On the other hand, given the complexity of the biological problem, some ADR results are harder to predict. In particular, the worst results have been obtained in 17 different ADRs which obtained a negative or equal to 0 MCC (random predictions). These includes Hyper-coagulation, Ichthyosis, Coordination abnormal, Biliary cirrhosis, Acute hepatic failure, Hyper-ammonaemia, Azoospermia, Diplegia, Glucose tolerance impaired, Haemorrhagic diathesis, Hypoacusis, Ophthalmoplegia, Renal tubular acidosis, Hepatic failure, Coagulopathy, and Ischaemia. Target on these ADRs included common genes (Supplementary Figure S6. tsv), such as TP53, 5HT1A, ACE, members of the CALM family, LEP, and IL8. In particular, these genes have been already annotated in T-ARDIS as targets with the highest number of associated ADRs (Galletti et al., 2021), thus partially explaining prediction’s inaccuracy.

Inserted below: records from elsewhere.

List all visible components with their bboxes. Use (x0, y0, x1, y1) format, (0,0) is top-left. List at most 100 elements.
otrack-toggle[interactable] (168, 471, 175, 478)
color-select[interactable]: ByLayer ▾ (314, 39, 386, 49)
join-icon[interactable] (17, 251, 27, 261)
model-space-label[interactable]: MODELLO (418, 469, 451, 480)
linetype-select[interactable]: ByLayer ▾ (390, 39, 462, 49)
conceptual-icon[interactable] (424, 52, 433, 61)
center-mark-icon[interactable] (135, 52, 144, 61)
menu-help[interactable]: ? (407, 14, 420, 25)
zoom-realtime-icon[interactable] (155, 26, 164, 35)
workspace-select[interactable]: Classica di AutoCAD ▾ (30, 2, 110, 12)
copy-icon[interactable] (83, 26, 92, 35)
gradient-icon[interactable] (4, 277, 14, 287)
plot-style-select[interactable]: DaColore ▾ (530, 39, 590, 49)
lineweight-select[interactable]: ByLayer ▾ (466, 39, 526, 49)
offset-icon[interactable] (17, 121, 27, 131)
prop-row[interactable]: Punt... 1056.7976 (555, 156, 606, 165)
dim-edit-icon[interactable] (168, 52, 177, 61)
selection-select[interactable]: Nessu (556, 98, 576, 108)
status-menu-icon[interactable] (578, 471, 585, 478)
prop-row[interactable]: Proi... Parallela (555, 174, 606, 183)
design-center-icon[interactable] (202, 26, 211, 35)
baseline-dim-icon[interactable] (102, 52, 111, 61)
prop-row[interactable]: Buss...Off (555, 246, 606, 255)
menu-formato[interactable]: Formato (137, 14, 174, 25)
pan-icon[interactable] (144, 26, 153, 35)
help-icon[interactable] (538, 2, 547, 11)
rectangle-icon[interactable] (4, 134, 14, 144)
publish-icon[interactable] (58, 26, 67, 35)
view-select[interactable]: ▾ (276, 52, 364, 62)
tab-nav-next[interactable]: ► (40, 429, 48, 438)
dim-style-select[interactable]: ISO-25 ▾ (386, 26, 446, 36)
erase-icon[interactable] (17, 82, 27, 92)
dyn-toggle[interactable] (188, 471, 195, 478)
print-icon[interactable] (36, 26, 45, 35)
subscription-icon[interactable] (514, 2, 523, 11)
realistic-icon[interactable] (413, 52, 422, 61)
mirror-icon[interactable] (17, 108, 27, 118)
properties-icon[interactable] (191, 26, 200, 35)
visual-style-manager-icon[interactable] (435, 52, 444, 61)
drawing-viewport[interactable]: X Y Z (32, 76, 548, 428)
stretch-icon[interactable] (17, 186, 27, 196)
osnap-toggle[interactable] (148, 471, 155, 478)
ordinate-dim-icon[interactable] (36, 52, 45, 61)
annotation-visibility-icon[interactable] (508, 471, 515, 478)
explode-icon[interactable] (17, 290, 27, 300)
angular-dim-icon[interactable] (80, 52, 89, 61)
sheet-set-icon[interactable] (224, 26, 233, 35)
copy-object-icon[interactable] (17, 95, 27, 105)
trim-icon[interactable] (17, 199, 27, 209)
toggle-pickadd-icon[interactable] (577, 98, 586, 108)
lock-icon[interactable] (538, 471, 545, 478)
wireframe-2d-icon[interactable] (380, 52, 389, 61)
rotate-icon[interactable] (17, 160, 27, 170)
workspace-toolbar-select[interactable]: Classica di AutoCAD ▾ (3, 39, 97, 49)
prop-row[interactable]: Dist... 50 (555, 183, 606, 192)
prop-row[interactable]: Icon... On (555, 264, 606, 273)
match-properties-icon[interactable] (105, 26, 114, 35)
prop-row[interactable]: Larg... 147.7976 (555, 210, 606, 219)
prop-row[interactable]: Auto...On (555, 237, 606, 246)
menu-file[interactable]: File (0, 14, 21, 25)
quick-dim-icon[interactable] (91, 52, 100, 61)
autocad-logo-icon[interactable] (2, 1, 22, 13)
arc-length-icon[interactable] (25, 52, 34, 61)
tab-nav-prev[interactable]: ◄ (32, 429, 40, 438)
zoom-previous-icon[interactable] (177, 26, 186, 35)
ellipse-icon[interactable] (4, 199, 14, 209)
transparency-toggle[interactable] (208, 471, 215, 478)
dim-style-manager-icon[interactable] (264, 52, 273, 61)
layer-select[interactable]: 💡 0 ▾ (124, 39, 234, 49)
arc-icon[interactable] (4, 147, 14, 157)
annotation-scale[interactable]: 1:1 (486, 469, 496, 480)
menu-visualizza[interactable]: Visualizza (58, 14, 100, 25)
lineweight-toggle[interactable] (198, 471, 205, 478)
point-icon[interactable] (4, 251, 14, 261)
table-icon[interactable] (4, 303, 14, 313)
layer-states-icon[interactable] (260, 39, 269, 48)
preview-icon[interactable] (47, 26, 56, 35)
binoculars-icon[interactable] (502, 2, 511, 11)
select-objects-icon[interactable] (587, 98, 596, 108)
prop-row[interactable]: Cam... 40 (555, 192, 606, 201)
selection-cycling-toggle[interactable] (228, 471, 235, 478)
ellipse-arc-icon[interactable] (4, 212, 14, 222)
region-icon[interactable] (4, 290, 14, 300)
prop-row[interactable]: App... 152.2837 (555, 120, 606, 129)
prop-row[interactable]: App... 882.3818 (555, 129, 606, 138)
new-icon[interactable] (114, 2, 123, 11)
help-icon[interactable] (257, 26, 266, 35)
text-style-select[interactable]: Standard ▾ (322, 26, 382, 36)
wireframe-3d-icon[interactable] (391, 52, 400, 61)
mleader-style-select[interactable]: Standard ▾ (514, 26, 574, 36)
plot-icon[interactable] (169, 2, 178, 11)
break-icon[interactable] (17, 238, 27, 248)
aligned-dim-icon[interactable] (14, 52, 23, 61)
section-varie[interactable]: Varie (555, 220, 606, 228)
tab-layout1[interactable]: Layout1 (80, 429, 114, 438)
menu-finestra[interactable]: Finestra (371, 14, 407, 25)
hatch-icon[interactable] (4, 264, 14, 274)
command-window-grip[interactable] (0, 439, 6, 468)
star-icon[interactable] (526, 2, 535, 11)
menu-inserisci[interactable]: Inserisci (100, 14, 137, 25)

The predictive models and accessory scripts to carry out the predictions as well as all the datasets employed in this study are available at the Direct fOreCast Target On Reaction (DocTOR) application available at https://github.com/cristian931/DocTOR. The application allows users to upload a list of proteins in the form of UNIPROT identification codes and a list of ADRs of interest (from the available models), in order to study the potential relationship between the two. The program will assign a positive or negative class to the protein output and a probability associated to the given class for all three different classifiers (SVM, NN, and RF) and voting systems (jury vote, consensus, and red flag). Users can, therefore, consider all this information when analyzing the prediction results. Also, the application lends itself to being easily updated, allowing the user to add new models for new ADR on request or retrain existing models when new protein targets are discovered to be associated with certain ADRs and/or given new releases of the T-ARDIS database.